Another smaller leak was reported in July 2013 in northwestern Iowa (GM July 15, 2013), while an earlier and larger leak occurred near Kingman, Kan., in October 2004, resulting in the release of 204,000 gallons that also prompted local evacuations and caused a significant fish kill over a 13-mile stretch of nearby Smoots Creek. Magellan reached a settlement with the State of Kansas and the U.S. Department of Justice more than three years later over natural resource damages stemming from the incident (GM Jan. 5, 2009).
Magellan has performed periodic hydrotesting on the pipeline to check for leaks and to ensure proper maintenance, including a project in 2017 that shut down the pipeline for several months from Monona County, Iowa, south to Greenwood, Neb. (GM June 9, 2017), including the area that experienced the fatal 2016 leak. An earlier and more extensive maintenance project was carried out in 2010-2011 (GM Nov. 15, 2010).
The ammonia announcement came as Magellan was reporting results for the fourth-quarter and year-ending Dec. 31, 2018. Fourth-quarter net income was $314.1 million ($1.37 per diluted share) on revenues of $865.7 million, up from the year-ago $237.9 million ($1.04 per share) and $673.3 million, respectively.
Full-year net income was $1.33 billion ($5.84 per share) on revenues of $2.83 billion, up from the prior year $869.5 million ($3.81 per share) and $2.51 billion, respectively.
“Despite the volatility in the energy space during 2018, Magellan generated record DCF for the year driven by continued strong demand for our essential fee-based refined petroleum products and crude oil pipeline and terminal services,” added Mears.

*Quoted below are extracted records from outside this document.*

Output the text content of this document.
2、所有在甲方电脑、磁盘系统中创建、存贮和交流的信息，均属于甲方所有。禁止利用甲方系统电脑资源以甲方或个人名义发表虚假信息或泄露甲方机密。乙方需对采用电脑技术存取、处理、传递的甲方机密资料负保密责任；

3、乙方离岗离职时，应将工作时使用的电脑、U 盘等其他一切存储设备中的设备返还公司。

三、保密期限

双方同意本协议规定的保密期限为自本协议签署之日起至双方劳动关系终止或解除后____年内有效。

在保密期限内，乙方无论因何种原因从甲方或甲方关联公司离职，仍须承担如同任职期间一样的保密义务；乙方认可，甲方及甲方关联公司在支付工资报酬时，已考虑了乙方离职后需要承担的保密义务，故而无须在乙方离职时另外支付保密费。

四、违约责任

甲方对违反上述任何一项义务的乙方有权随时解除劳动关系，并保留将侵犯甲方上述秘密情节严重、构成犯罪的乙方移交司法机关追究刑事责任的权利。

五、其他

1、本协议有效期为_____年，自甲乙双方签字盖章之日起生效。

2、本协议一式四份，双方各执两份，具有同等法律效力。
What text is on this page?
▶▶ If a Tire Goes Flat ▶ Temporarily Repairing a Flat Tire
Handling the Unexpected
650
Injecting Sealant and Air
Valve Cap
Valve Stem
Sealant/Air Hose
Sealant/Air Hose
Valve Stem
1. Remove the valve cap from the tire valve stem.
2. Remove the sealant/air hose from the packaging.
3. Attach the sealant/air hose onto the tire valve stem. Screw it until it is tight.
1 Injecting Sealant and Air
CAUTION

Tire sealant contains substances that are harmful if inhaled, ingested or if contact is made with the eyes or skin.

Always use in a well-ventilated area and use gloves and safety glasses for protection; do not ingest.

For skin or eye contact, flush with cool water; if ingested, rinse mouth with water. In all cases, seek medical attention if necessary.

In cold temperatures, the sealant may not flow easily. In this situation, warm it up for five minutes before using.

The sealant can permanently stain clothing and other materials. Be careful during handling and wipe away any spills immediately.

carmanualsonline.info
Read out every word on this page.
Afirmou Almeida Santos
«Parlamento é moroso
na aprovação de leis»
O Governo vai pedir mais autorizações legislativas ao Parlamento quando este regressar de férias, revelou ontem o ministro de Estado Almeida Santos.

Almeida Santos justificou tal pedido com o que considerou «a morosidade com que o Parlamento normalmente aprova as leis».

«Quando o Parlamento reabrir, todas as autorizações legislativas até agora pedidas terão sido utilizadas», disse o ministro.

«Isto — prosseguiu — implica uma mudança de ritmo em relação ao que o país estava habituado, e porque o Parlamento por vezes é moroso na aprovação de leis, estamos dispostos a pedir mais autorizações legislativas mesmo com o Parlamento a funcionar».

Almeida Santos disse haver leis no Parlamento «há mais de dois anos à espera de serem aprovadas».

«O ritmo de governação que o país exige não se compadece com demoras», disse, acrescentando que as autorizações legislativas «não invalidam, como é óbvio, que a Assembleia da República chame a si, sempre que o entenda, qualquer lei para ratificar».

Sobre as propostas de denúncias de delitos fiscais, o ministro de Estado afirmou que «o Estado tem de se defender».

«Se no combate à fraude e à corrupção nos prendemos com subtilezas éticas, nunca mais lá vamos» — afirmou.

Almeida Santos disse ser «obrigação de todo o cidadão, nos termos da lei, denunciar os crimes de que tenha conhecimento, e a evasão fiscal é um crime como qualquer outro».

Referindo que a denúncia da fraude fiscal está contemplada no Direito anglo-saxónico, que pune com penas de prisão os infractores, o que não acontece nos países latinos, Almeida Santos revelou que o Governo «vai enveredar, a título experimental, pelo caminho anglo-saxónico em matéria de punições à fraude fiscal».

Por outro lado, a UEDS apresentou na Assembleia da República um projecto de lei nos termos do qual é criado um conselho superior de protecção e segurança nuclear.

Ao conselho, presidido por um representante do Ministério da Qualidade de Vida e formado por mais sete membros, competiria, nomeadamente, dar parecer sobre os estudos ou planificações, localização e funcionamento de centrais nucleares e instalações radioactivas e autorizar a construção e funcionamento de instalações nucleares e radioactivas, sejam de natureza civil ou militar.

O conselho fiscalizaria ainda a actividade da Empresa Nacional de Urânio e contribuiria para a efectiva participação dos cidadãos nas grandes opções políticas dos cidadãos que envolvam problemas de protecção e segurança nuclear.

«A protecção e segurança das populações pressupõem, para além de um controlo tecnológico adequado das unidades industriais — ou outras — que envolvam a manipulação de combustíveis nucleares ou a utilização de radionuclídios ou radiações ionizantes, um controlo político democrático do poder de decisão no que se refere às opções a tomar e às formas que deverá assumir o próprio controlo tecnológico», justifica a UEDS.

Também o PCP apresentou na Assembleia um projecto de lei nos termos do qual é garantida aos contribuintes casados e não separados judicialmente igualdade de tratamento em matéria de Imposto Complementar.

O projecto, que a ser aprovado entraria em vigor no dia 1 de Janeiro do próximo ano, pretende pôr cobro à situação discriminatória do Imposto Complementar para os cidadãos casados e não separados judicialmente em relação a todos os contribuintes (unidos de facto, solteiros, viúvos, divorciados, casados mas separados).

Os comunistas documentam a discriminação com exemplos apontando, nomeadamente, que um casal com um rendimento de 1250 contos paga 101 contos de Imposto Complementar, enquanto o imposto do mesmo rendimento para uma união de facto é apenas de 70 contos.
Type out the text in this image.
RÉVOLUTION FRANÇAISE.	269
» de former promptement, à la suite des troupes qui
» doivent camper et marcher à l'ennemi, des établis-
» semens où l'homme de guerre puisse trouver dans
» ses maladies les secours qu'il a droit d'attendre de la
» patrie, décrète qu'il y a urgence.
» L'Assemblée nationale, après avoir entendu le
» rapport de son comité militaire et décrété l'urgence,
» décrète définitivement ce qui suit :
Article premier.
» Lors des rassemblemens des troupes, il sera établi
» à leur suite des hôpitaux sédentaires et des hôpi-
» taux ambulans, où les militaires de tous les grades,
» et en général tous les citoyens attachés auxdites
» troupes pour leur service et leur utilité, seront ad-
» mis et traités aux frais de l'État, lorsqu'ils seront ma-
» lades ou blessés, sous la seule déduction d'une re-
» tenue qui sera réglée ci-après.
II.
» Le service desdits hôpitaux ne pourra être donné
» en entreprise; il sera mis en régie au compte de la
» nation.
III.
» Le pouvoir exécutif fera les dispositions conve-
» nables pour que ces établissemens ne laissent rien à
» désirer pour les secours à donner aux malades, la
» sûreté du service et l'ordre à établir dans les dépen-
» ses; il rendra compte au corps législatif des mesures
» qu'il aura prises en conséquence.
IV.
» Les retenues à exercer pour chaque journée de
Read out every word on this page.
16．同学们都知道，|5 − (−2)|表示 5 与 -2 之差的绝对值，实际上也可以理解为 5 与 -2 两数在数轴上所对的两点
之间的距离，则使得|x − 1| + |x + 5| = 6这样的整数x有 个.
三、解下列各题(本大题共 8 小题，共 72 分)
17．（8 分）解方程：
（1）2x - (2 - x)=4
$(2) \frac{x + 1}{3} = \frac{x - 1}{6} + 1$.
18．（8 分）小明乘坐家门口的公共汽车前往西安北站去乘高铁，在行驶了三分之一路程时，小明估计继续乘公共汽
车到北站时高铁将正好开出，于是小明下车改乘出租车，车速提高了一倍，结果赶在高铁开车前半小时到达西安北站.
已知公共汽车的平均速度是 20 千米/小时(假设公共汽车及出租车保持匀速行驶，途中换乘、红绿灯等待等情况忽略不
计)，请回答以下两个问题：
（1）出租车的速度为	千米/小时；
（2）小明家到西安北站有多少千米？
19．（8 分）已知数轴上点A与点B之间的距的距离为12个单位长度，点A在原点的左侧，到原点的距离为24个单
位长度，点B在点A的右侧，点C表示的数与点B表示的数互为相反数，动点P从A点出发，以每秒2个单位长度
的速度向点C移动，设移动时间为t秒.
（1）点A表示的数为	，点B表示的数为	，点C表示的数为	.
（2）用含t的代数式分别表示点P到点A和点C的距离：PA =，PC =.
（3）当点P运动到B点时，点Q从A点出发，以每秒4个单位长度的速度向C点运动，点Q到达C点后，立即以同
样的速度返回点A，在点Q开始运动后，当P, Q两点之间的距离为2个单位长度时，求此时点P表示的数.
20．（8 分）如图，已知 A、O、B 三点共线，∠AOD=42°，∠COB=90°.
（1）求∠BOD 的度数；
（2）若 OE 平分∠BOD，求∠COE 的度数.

DCF was $1.11 billion for 2018, up from 2017’s $1.02 billion. 2019 guidance is $1.14 billion. DCF was down slightly in the fourth quarter to $302.4 million from the year-ago $308.3 million, with the company citing $9 million of expected cash costs associated with the future shutdown of the ammonia pipeline, as well as $9 million of write-off charges for discontinued capital projects.